An exceptional case—where Islamophobia and campus free-speech concerns are colliding—has been unfolding this year at my alma mater. In January, after the attack on Charlie Hebdo, a Vanderbilt law professor, Carol Swain, wrote that “Islam is not like other religions in the United States, that it poses an absolute danger to us and our children” in an op-ed for the Tennessean, adding that “Islam is not just another religion to be accorded the respect given to Christianity, Judaism, Buddhism, Baha’i and other world religions.” Student activists of all faiths (and of none) denounced Swain’s words and organized protests and other events to push back. When some activists began to call for Swain to be sanctioned or fired, a debate about free-expression and safe spaces ensued (to much the same tune as the recent conflicts at Yale and Mizzou). Last week, a student-drafted petition to suspend Swain reached over 1500 signatures. The chancellor, Nicholas Zeppos, released a statement pointing out that Swain’s views are not consistent with the university’s, but affirming the school’s commitment to free speech and academic freedom.
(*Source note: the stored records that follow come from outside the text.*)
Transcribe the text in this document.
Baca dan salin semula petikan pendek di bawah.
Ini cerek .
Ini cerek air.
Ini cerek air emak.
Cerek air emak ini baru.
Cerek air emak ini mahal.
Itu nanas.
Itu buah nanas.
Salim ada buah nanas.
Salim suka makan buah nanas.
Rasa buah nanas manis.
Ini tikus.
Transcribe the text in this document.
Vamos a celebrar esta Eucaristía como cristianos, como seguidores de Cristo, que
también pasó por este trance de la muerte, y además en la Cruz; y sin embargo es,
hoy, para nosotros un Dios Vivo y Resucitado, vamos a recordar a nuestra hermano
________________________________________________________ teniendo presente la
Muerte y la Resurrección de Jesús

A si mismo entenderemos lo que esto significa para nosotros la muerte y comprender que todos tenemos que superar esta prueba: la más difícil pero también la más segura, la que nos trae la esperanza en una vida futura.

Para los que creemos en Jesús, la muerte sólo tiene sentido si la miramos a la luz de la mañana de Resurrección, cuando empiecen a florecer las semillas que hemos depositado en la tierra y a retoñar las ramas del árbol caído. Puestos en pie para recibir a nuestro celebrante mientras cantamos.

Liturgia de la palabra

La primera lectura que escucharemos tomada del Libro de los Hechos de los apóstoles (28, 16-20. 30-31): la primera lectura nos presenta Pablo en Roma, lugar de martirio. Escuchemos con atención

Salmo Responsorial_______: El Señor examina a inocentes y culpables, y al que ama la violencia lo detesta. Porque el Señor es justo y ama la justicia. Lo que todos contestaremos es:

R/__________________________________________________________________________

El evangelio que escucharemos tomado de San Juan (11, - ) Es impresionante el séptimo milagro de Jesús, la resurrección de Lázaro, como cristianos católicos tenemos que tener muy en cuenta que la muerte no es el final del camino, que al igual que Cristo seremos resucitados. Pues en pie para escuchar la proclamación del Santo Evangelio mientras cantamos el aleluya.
Days later, terrorists struck Paris, and Swain took to Facebook to reaffirm her stance: “I rest my case,” she posted, later adding:
I am astonished by the timing. My “controversial” essay about Islam was published after the Charlie Hebdo attack. The second massive attack in Paris occurs in the midst of the turmoil at Vanderbilt which accuses me of hate speech for an essay published in January that pointed out a problem with Islam. It's Ironic that some people see Christianity as a threat. I am afraid we have made it easier for terrorists to attack us.
It’s an exceptional circumstance; not many tenured professors around the country espouse views (at least not publicly) that marginalize an entire faith. But the response Swain provoked at Vanderbilt illustrates that student activism doesn’t stop at Black Lives Matter, and that battling Islamophobia is part of the growing demand for inclusivity at colleges and universities.
That movement for inclusivity, though gaining steam, faces uncertain prospects. At the tensest moments—when genuine breakthroughs seem possible—the core demands made by activists have often been overshadowed by concerns about the methods they employ. In the short term, the headlines about intolerant activists and the suppression of free speech may garner the most attention. But those activists are trying to expose deep-seated prejudices that matter far more in the long term. And for Muslim students, that task now seems particularly urgent.